See fled to Thailand the next day and was only arrested in Cambodia in December 2000 while attempting to smuggle illegal drugs to Malaysia. He was charged in a Cambodian court and sentenced to 18 years' imprisonment for drug trafficking. After serving 13 years in a Cambodian prison, See received a royal pardon and was released on 26 November 2013 and deported to Singapore.

Two of the other men involved in the attack, Robson Tay Teik Chai and William Ho Kay Wei, were arrested and charged in court in 2003. Tay was sentenced to nine years' imprisonment and 12 strokes of the cane for culpable homicide, while Ho was sentenced to six months' imprisonment for failing to report an alleged murder to the police.

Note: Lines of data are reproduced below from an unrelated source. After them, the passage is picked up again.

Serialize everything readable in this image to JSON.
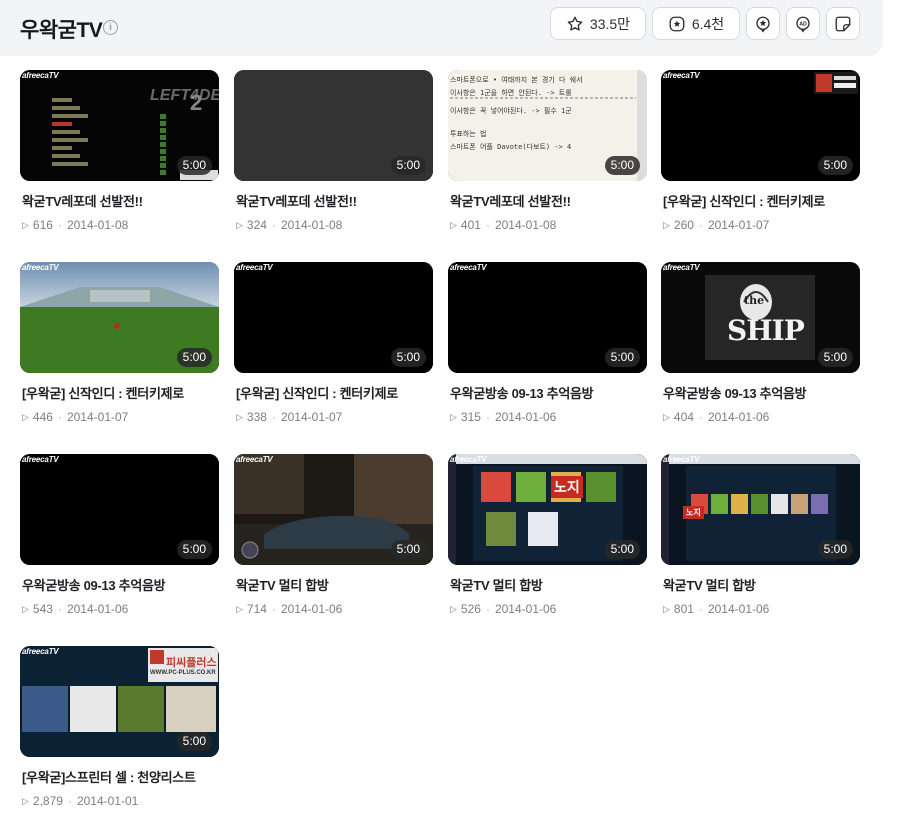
{
  "header": {
    "channel_name": "우왁굳TV",
    "info_icon": "i",
    "favorite_count": "33.5만",
    "subscribe_count": "6.4천"
  },
  "videos": [
    {
      "title": "왁굳TV레포데 선발전!!",
      "views": "616",
      "date": "2014-01-08",
      "duration": "5:00",
      "thumb": "l4d"
    },
    {
      "title": "왁굳TV레포데 선발전!!",
      "views": "324",
      "date": "2014-01-08",
      "duration": "5:00",
      "thumb": "gray"
    },
    {
      "title": "왁굳TV레포데 선발전!!",
      "views": "401",
      "date": "2014-01-08",
      "duration": "5:00",
      "thumb": "notepad",
      "thumb_lines": [
        "스마트폰으로 • 여태까지 본 경기 다 쉐서",
        "이사항은 1군을 하면 안된다. -> 트롤",
        "이사항은 꼭 넣어야된다. -> 필수 1군",
        "투표하는 법",
        "스마트폰 어플 Davote(다보트) -> 4"
      ]
    },
    {
      "title": "[우왁굳] 신작인디 : 켄터키제로",
      "views": "260",
      "date": "2014-01-07",
      "duration": "5:00",
      "thumb": "black_ad"
    },
    {
      "title": "[우왁굳] 신작인디 : 켄터키제로",
      "views": "446",
      "date": "2014-01-07",
      "duration": "5:00",
      "thumb": "stadium"
    },
    {
      "title": "[우왁굳] 신작인디 : 켄터키제로",
      "views": "338",
      "date": "2014-01-07",
      "duration": "5:00",
      "thumb": "black"
    },
    {
      "title": "우왁굳방송 09-13 추억음방",
      "views": "315",
      "date": "2014-01-06",
      "duration": "5:00",
      "thumb": "black"
    },
    {
      "title": "우왁굳방송 09-13 추억음방",
      "views": "404",
      "date": "2014-01-06",
      "duration": "5:00",
      "thumb": "ship",
      "thumb_text_top": "the",
      "thumb_text_main": "SHIP"
    },
    {
      "title": "우왁굳방송 09-13 추억음방",
      "views": "543",
      "date": "2014-01-06",
      "duration": "5:00",
      "thumb": "black"
    },
    {
      "title": "왁굳TV 멀티 합방",
      "views": "714",
      "date": "2014-01-06",
      "duration": "5:00",
      "thumb": "car"
    },
    {
      "title": "왁굳TV 멀티 합방",
      "views": "526",
      "date": "2014-01-06",
      "duration": "5:00",
      "thumb": "multi",
      "thumb_label": "노지"
    },
    {
      "title": "왁굳TV 멀티 합방",
      "views": "801",
      "date": "2014-01-06",
      "duration": "5:00",
      "thumb": "multi2",
      "thumb_label": "노지"
    },
    {
      "title": "[우왁굳]스프린터 셀 : 천양리스트",
      "views": "2,879",
      "date": "2014-01-01",
      "duration": "5:00",
      "thumb": "splinter",
      "thumb_banner": "피씨플러스",
      "thumb_banner_sub": "WWW.PC-PLUS.CO.KR"
    }
  ],
  "thumb_watermark": "afreecaTV",
  "ad_banner": "피씨플러스",
  "colors": {
    "topbar": "#f3f4f6",
    "text_primary": "#1f2024",
    "text_meta": "#7a7e86",
    "duration_bg": "#282828"
  }
}
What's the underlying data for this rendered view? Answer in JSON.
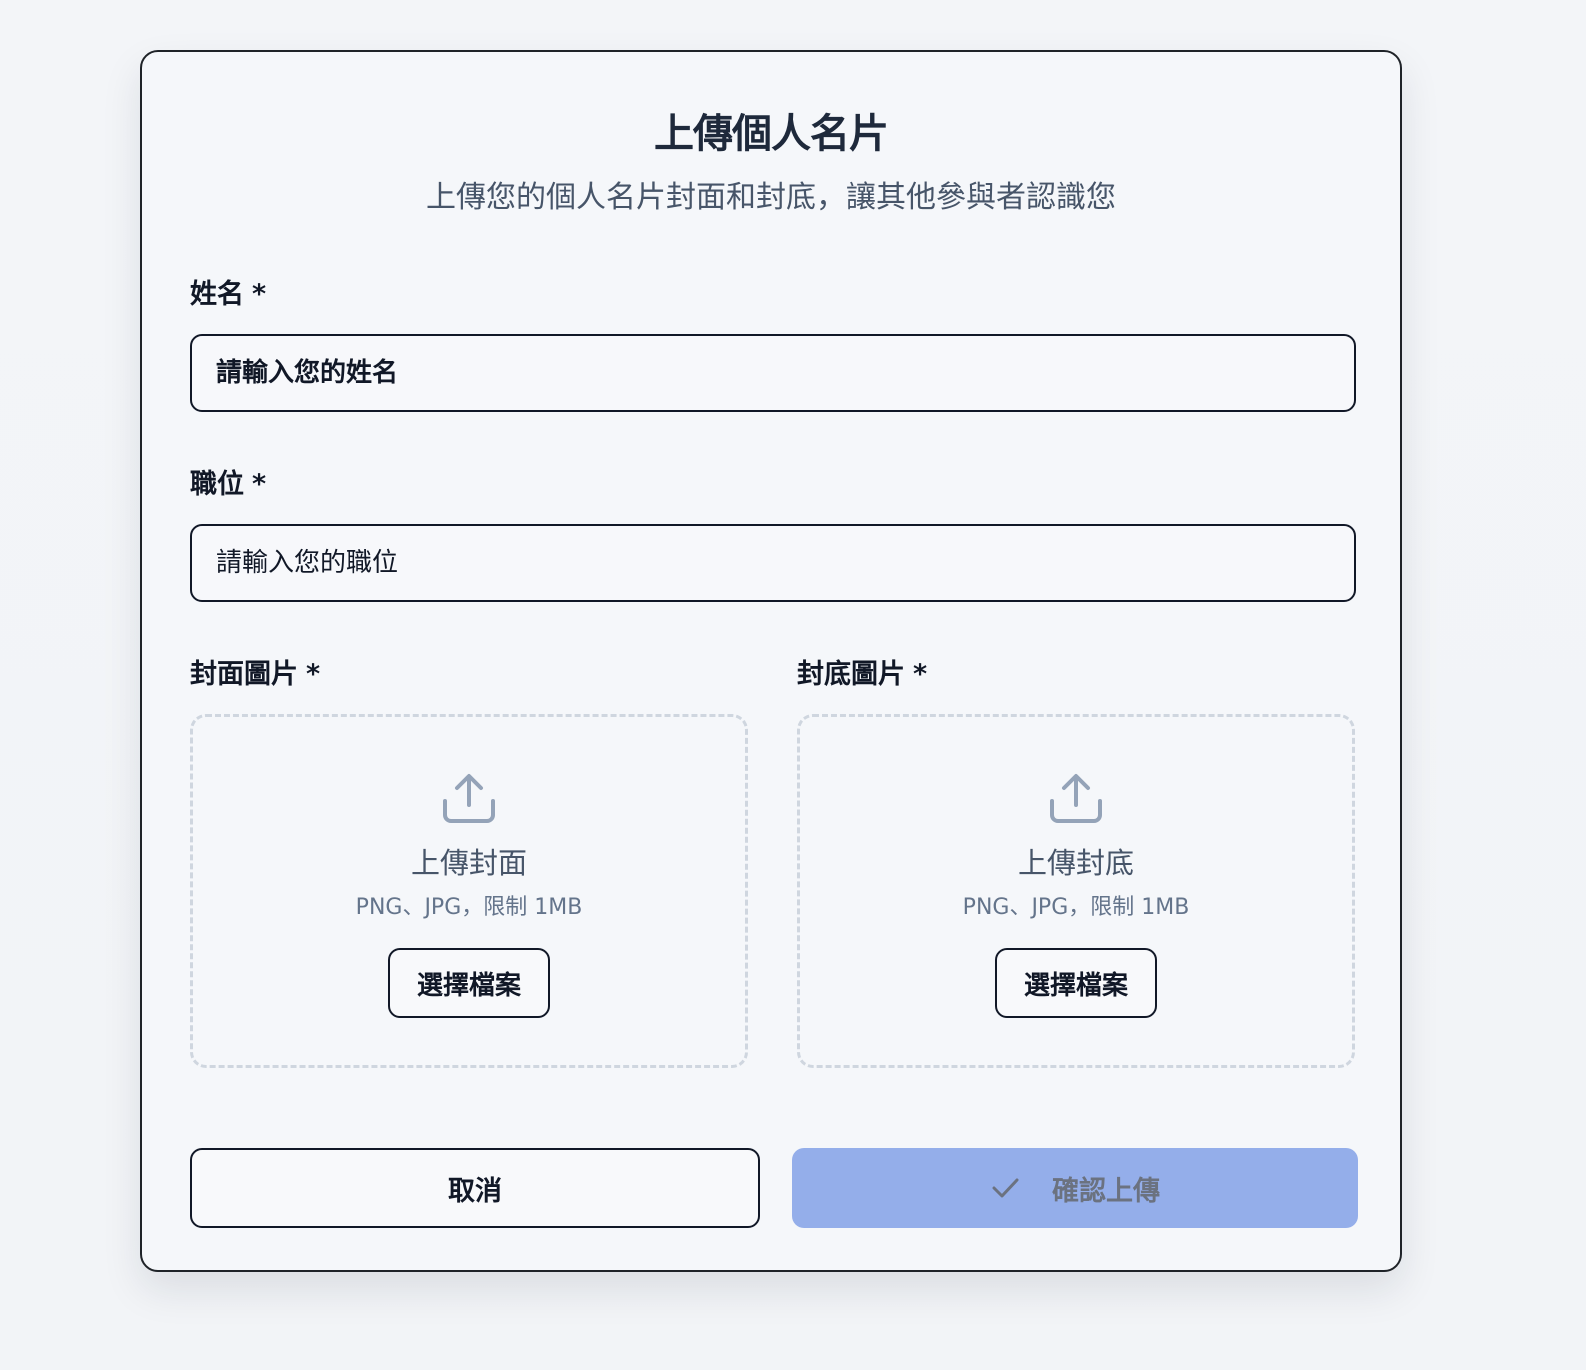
{
  "header": {
    "title": "上傳個人名片",
    "subtitle": "上傳您的個人名片封面和封底，讓其他參與者認識您"
  },
  "fields": {
    "name": {
      "label": "姓名",
      "required_mark": "*",
      "value": "",
      "placeholder": "請輸入您的姓名"
    },
    "position": {
      "label": "職位",
      "required_mark": "*",
      "value": "",
      "placeholder": "請輸入您的職位"
    }
  },
  "uploads": {
    "front": {
      "label": "封面圖片",
      "required_mark": "*",
      "icon": "upload-icon",
      "title": "上傳封面",
      "hint": "PNG、JPG，限制 1MB",
      "button_label": "選擇檔案"
    },
    "back": {
      "label": "封底圖片",
      "required_mark": "*",
      "icon": "upload-icon",
      "title": "上傳封底",
      "hint": "PNG、JPG，限制 1MB",
      "button_label": "選擇檔案"
    }
  },
  "actions": {
    "cancel_label": "取消",
    "confirm_label": "確認上傳",
    "confirm_icon": "check-icon",
    "confirm_disabled": true
  },
  "colors": {
    "page_background": "#f3f5f8",
    "card_border": "#1f2328",
    "title": "#1e293b",
    "muted_text": "#475569",
    "dropzone_border": "#cfd6df",
    "icon": "#94a3b8",
    "confirm_button": "#94aeea",
    "confirm_text": "#6b7280"
  }
}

On 20 April 2016, See was sentenced to ten years' imprisonment for culpable homicide not amounting to murder. The two other fugitives, Ong Chin Huat and Lim Hin Teck, were still on the run at the time.

=== Alleged harassment of Yishun resident by gang member ===
In 2019, Julius Chen, a resident of Yishun, alleged on social media that an Ang Soon Tong member had extorted S$100 from him. Chen apparently subsequently saw the member again at a coffee shop at Block 414 on 30 March 2019, where he attempted to retrieve his money. The member responded by claiming that he was an Ang Soon Tong member and made a phone call for backup. Six Indian men allegedly later arrived at the coffee shop, threatening Chen. The police later arrived and separated Chen and the gang, giving a warning to the gang.

=== Extortion and assault in Klang, Malaysia ===
Ang Soon Tong attempted to control areas in Klang, a city in Malaysia, by sending parangs and katanas to gang members for them to use to assault two gardening contractors who refused to pay extortion money at a construction site in Pulau Indah on 4 September 2015. The gardening contractors were severely injured and hospitalized. The Royal Malaysia Police later arrested 12 Ang Soon Tong members and issued a wanted notice for the local gang leader.